Auch die Tatsache, dass der Kläger an einem Bonus-Programm teilgenommen hat, begründet keine besondere Härte. Es steht im Ermessen des Klägers, ob er den Zusatzbeitrag von acht Euro monatlich zu tragen bereit ist oder statt dessen auf den eventuell zu gewährenden Bonus verzichtet.
Der Kläger hat auch nicht vorgetragen, dass er an einer besonderen Erkrankung leide, die eine Behandlung erfordert, die eine andere Krankenkasse nicht leisten könne.

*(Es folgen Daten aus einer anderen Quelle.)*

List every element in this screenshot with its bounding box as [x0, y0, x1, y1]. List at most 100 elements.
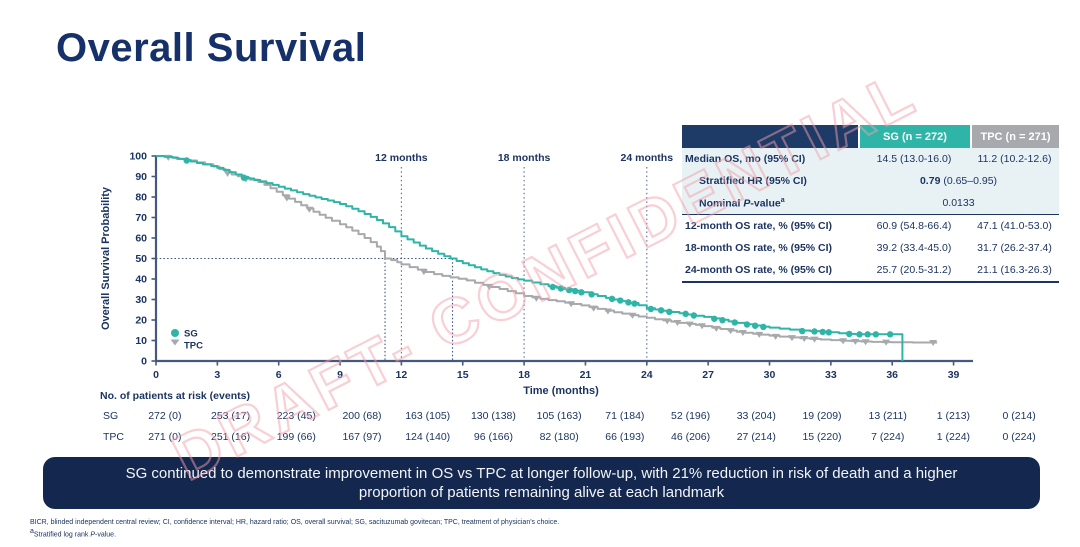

Bei den gesetzlichen Krankenversicherungen ergibt sich das Leistungsspektrum im Wesentlichen aus dem SGB V, so dass selbst bei einem Krankenkassenwechsel eines chronisch Kranken eine ausreichende Versorgung gesichert ist. Nach dem Willen des Gesetzgebers kann eine besondere Härte i.S.v. § 26 Abs. 4 SGB II angenommen werden, wenn der Leistungsempfänger aufgrund eines speziellen Behandlungsprogramms oder einer besonderen Versorgungsform, die nur seine Krankenkasse anbietet, ein nachvollziehbares Interesse hat, bei dieser zu verbleiben, obwohl sie einen Zusatzbeitrag erhebt (BT-Drs. 16/4247, S. 60, vgl. hierzu auch LSG NRW Beschluss vom 25.02.2011 – L 19 AS 2146/10 B). Der Kläger hat trotz Aufforderung des Sozialgerichts nicht dargelegt, dass ein spezielles Behandlungsprogramm oder eine besondere Versorgungsform für eine bei ihm bestehende Erkrankung nur von seiner bisherigen Krankenkasse angeboten wird. Er hat lediglich – erstmals im Klageverfahren – vorgetragen, er sei gesundheitlich stark eingeschränkt (Knochenschwund) und sei auf Zusatzleistungen der Krankenkasse angewiesen. Nach Aktenlage sind keine Anhaltspunkte dafür erkennbar, dass es sich bei den von der E BKK angebotenen Leistungen um ein besonderes konkret für den Kläger erforderliches Behandlungsangebot handelt, welches er nur bei der E BKK erhalten kann.
Entgegen der Ansicht des Klägers hängt die Entscheidung in der Hauptsache auch nicht von der Beantwortung einer schwierigen, bislang ungeklärten Rechtsfrage ab. Wenngleich die Auslegung des Begriffs der besonderen Härte i.S.d. § 26 Abs. 4 SGB II zwar höchstrichterlich noch nicht geklärt ist, so verwendet das SGB II aber wiederholt den Begriff der besonderen Härte in anderen Vorschriften (vgl. z.B. §§ 7 Abs. 5 S. 2, 11 Abs. 3 S. 1 Nr. 6 SGB II). Hierzu liegt höchstrichterliche Rechtsprechung vor, auf deren Grundzüge zurückgegriffen werden kann (vgl. auch LSG NRW Beschluss vom 25.02.2011 – L 19 AS 2146/10 B).
Die Kostenentscheidung beruht auf § 73a Abs. 1 Satz 1 SGG in Verbindung mit § 127 Abs. 4 ZPO.
Die Entscheidung kann nicht mit der Beschwerde an das Bundessozialgericht angefochten werden (§ 177 SGG).